Gravitational acceleration (

\vec{g}

) -

9.8m/s²

, the acceleration caused by gravity

You may notice that this term isn't called "gravity".
This is because there is a distinction between gravity, weight, and the acceleration caused by it (which is $9.8m/s²$ ).

The main thing to get out from that is that this gravitational acceleration is basically constant.

The acceleration due to gravity is near constant.

We should first accustom ourselves to this gravitational acceleration. It can be seen in the motion-graphs (with "going up" as positive) that the position of a particle under gravity goes up, peaks, and then goes down.

It should be noted that while the velocity is changing, the acceleration isn't.

Question 1

(LSM CQ3.18) What is the acceleration of a rock thrown straight upward on the way up? At the top of its flight? On the way down?

Answer

The acceleration of a particle thrown straight upward under the force of gravity is constant, so its the same on the way up, at the top, and on the way down.

Question 2

(LSM CQ3.19) An object that is thrown straight up falls back to Earth. This is one-dimensional motion.
(a) When is its velocity zero?
(b) Does its velocity change direction?
(c) Does the acceleration have the same sign on the way up as on the way down?

Answer

The object's velocity becomes zero when the object reaches its peak; this is because if it weren't zero, it would go either higher or lower.

Its velocity also changes direction; from the figure above, it starts out positive, going up, then becomes negative as it goes down.

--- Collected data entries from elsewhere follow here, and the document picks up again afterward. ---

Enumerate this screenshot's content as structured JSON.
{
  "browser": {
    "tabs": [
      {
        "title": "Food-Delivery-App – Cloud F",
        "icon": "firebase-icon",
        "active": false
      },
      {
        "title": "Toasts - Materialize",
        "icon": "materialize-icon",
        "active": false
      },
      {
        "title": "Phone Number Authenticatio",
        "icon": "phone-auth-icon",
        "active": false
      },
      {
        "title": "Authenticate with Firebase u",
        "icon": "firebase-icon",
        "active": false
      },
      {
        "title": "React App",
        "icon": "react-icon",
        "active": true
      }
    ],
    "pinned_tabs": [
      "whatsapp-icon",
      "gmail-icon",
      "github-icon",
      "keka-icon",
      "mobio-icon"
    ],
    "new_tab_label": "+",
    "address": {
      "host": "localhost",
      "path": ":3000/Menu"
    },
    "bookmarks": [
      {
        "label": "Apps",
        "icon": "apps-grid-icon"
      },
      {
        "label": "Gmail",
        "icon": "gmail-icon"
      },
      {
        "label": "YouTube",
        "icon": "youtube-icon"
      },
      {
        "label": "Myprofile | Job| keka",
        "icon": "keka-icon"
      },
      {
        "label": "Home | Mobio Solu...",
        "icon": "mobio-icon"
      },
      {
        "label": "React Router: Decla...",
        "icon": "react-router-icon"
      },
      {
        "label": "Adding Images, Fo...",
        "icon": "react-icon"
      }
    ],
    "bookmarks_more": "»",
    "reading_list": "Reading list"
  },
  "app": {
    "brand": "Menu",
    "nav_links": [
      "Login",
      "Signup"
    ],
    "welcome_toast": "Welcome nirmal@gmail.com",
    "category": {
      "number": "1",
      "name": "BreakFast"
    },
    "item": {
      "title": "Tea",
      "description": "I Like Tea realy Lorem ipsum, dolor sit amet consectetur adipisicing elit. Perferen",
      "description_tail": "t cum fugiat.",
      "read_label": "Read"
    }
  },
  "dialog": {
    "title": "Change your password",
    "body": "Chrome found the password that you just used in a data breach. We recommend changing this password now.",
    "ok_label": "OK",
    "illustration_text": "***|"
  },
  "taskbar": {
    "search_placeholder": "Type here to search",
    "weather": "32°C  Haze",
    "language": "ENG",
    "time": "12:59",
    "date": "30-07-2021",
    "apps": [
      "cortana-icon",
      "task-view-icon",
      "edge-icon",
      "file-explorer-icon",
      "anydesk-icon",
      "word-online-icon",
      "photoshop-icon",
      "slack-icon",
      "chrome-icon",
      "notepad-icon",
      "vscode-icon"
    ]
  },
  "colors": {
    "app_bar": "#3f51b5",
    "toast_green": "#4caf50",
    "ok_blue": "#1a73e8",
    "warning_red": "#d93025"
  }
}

The gravitational acceleration of a particle is constant, so it doesn't change sign.

Question 3

(HRK Q2.25) What is the downward acceleration of a projectile that is released from a missile accelerating upward at 9.8 m/s²?

Answer

It doesn't matter what the projectile's initial acceleration is; after it is released, it is solely under gravity, thus its acceleration is just the gravitational acceleration.

We now tweak our kinematic equations to be fit for free fall. Since we are going up and down, we should use the symbol $y$ instead of $x$ .

y = y_{0} + v ̅ t

v = v_{0} + a t

y = y_{0} + v_{0} t + \frac{1}{2} a t^{2}

v^{2} = {v_{0}}^{2} + 2 a Δ y

Finally, we need to set our coordinate system; in other words, if an object goes up, should its position become more positive or more negative?

To make it simple, we set "going up" as positive and "going down" as negative. Since acceleration due to gravity pulls things down, it is right to set that as negative as well. Thus, we set $a = - g = −9.8m/s²$ .
Note that some problems benefit with "going down" as positive, which in that case $a = g$ .

Exercise 1

(LSM P3.76) Standing at the base of one of the cliffs of Mt. Arapiles in Victoria, Australia, a hiker hears a rock break loose from a height of 105.0 m. He can’t see the rock right away, but then does, 1.50 s later.
(a) How far above the hiker is the rock when he can see it?
(b) How much time does he have to move before the rock hits his head?

Solution

We have the initial position at 105.0m, and we know how much time elapsed, being 1.50s. We may not have the average velocity, but we have the initial velocity at rest.
This points us towards our third equation. We set "going up" as positive.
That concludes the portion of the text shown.